The following text is copyright 1995 by Network World, permission is hearby given for reproduction, as long as attribution is given and this notice is included.
"A name illustrious and revered by nations."
By: Scott Bradner
It's great to see that the com-priv mailing list is back to its true form.
First a little bit of background. Computers and services are accessed on the Internet and most other TCP/IP networks using domain names. A domain name is a string of words separated by periods and hierarchically organized. Ndtl.harvard.edu is a sample domain name. In this case it refers to the computer named "ndtl", at the organization named "harvard" in the branch of the name tree called "edu", meaning educational institutions. There are many branches; .com, referring to commercial organizations is the largest branch, but there are branches arranged to follow political geography. There is a branch of the name tree for each country, using the ISO two character codes, within the .us branch there is a sub branch for each state, etc.
Registration procedures are used to ensure that two organizations or individuals do not try to use the same domain name. The registration process is performed by whatever organization "owns" the point in the hierarchy within the branch. For example, Harvard performs the registration process for names under the harvard.edu domain using whatever rules that Harvard wants to use. Registration of the .com branch is performed by the InterNIC under contract from the U.S. National Science Foundation.
On Friday July 28th, Network Solutions, Inc. (NSI), the people who manage the InterNIC, sent a "Domain Dispute Resolution Policy Statement" to a small mailing list comprised mostly of the technical people who run Internet service provider networks. By sometime on Saturday com-priv had exploded with messages on the topic, with most of the messages expressing astonishment at what NSI had done.
The gist of the policy statement was that NSI was going to try and get out of the line of fire if two or more companies disagreed over who should have use of a particular domain name. (I say gist, because NSI must have paid its lawyers by the word, the statement is just about 2200 words long.) One might question the premise that this statement achieved what NSI had in mind but, in any case, it was a statement of policy and procedure.
The problem comes from the fact that on the Internet one can not distinguish locality or type of business when confronted with ibm.com. In trademark law, a pizza shop named with the initials of its founders, Issabella, Bob and Mary can exist along side of a company selling water-cooled computers. In trademark law, there can be an IBM company in England and one in the U.S., both selling computers but which have no relationship to each other. (I expect that actually IBM has that base covered.) On the Internet there can only be one ibm.com.
The readers of com-priv provided an abundance of legal advice, almost all of it from people who have as much legal background as my neighbor's cat. They came up with all sorts of ways around the problem from getting everyone to use the geography based name trees (ibm.armonk.ny.us), to implying that charging for being in .com will make the problem go away, and to claiming that there was no problem after all -- the people claiming legitimacy would just go off and sue each other with the InterNIC being told at the end what to do. Note that the reason that NSI created this document was because they have already been sued, and with a RICO suit at that. The suit has been settled but it must have been a bit unnerving.

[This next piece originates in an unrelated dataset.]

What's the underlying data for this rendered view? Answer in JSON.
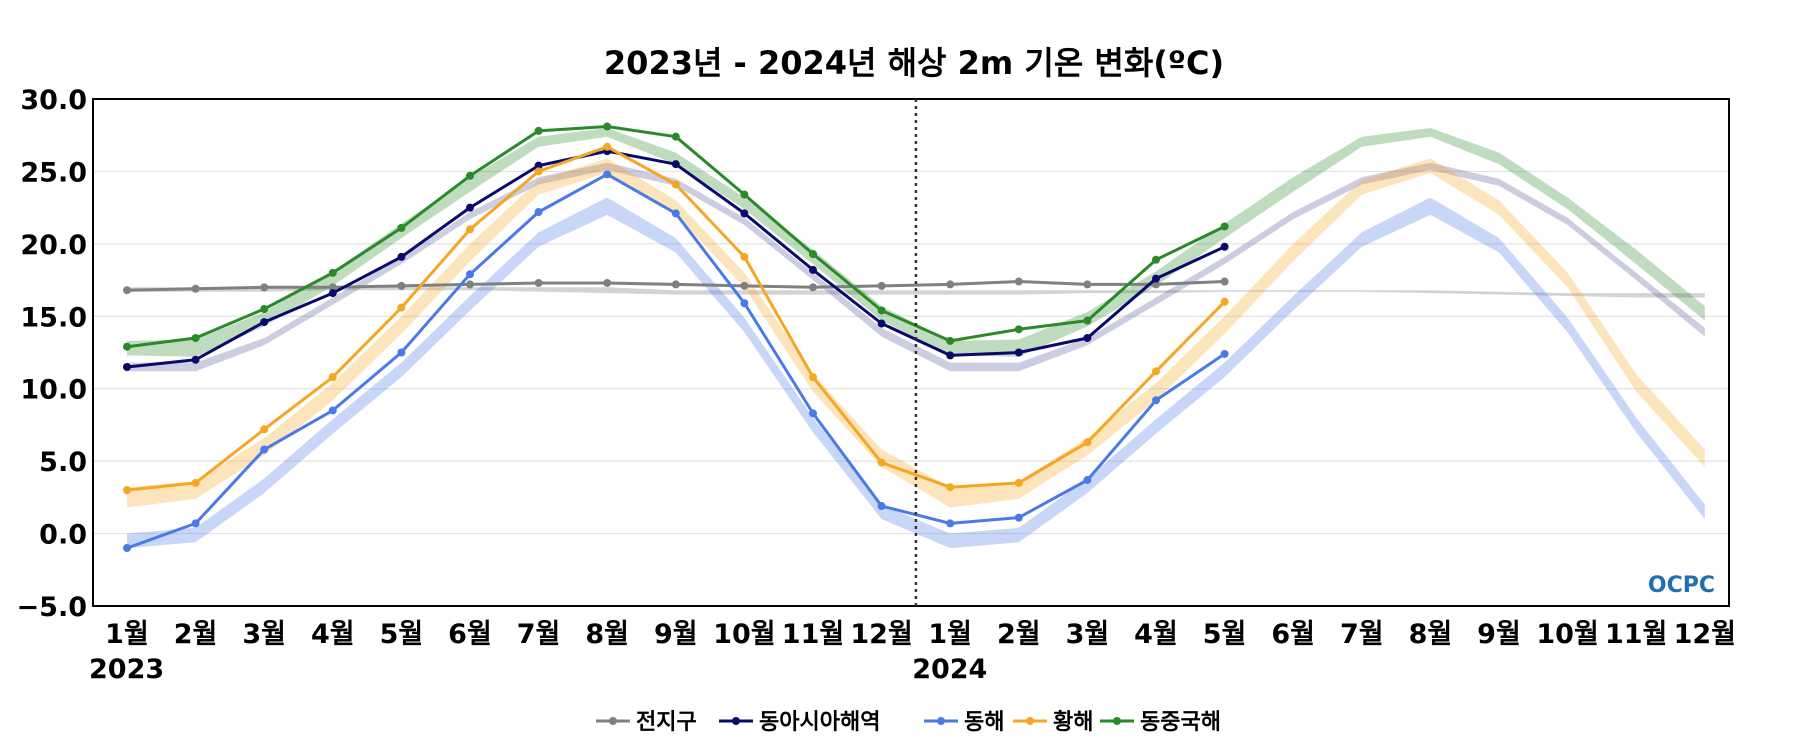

The food fight on com-priv seemed to based on an inability of some of these people to understand that the Internet is now *big* <italic please> business and that the Internet is truly international. Business cares very much for the purity of their corporate name. 2000 years ago Lucan spoke of "A name illustrious and revered by nations." If there exists a top-level .com domain you can be real sure that the IBM Corporation of Armonk New York will want to have the name ibm.com and will not settle for any situation where there could be more than one ibm.*, Issabella's pizzas do not make the grade, and when business argues, they tend to throw lawyers at the problem. This is not an easy issue to resolve with simple rules. One gets the "don't stand under a flock of flying elephants" feeling in these cases.
A copy of the policy statement can be found at ftp://rs.internic.net/policy/internic/internic-domain-1.txt
Disclaimer: Although Harvard does train lawyers, I am not authorized to advocate their use (or abuse) in this way.